Wednesday, September 3, 2014

Here we go

This week has been full of emotions.  Wednesday Jordan and I went to the doctor for our follicle measuring appointment.  My follicles were not measuring large enough. They beloved that we were just a couple days early. We scheduled another appointment for Friday. My follicles had grown and were large enough to do the trigger shot. Today we are doing our 5th IUI (3rd with this doctor).  Going through another IUI we are filled with the normal emotions as we had for the other ones, but we also have some more this time.  Jordan and I have decided that if this IUI doesn't work we will be taking a break for a while.  We have been through several IUIs and with that comes a lot of emotions and a lot of expenses.  The whole process has become draining on both of our emotions and our finances.  We have enjoyed the journey we have been on and all the learning experiences we have had.  We don't want people to think we are giving up but we know that right now we just can't go through any more.
So as we go into today and the next two weeks I ask that you keep us in your prayers.  We would love for this time to work and not have to worry about taking a break.  We would love to be able to report back to you in two weeks that we are pregnant.  We know that the chance is still there for it not to work and that we may have a longer wait ahead of us.  Pray that we have the patience we need to make it through the wait.

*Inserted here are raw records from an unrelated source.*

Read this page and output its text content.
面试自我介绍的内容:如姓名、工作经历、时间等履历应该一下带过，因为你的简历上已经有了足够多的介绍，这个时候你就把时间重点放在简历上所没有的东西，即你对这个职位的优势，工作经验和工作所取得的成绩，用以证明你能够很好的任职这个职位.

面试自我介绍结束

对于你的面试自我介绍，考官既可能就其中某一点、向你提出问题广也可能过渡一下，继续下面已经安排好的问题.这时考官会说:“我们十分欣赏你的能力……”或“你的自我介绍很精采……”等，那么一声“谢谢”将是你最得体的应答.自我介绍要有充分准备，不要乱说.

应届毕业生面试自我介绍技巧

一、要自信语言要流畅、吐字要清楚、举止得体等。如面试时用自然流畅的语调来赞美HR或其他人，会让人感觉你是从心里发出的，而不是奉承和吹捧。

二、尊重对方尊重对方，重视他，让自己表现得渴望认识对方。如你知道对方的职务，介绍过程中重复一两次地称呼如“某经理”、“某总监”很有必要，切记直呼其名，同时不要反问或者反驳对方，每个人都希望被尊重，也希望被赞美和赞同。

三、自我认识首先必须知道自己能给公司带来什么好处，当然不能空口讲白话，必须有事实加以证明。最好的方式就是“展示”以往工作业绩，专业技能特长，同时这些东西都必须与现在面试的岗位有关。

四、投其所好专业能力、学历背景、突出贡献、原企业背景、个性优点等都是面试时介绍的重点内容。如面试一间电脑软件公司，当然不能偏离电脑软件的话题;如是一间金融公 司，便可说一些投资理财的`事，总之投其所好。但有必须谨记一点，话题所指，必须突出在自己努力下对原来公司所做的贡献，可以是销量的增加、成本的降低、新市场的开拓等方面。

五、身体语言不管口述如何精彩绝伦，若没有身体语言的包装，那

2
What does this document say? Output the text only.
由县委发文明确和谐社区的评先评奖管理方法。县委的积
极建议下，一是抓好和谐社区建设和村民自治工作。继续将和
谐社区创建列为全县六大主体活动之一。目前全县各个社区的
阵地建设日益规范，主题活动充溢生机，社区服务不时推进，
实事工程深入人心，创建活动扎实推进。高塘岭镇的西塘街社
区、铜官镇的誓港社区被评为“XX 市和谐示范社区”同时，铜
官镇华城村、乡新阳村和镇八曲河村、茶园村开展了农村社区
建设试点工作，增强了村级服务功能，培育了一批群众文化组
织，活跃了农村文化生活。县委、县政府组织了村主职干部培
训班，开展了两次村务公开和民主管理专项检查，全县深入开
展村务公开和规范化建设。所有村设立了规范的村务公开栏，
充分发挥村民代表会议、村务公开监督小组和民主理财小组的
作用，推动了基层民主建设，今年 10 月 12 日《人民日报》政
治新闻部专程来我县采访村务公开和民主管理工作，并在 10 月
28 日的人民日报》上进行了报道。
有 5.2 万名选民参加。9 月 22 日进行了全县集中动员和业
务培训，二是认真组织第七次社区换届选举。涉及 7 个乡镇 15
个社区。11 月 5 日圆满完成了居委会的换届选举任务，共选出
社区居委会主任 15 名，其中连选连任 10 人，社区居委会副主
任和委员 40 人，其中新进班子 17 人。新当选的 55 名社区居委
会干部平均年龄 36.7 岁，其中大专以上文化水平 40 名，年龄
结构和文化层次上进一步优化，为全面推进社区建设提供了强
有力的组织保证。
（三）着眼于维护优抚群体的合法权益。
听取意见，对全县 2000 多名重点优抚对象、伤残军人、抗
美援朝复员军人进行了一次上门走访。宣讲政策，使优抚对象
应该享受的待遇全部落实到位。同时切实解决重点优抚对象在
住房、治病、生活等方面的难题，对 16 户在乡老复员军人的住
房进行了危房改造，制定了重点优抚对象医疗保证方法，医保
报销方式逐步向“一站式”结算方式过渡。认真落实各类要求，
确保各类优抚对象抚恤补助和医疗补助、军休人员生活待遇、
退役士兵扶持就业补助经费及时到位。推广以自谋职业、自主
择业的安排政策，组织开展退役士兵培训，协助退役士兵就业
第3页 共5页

Dealing with infertility is hard.  It's hard to explain to others what you are feeling and for them to sympathize with you if they haven't experienced it themselves.  I want to share this quote that someone else had posted on Facebook to help a little.  "Infertility is a loss.  It's the loss of a dream.  It's the loss of an assumed future.  And, like every loss, it will be grieved."

1 comment:

Unknown said...

All my love and prayers are coming to you and Jordan every day.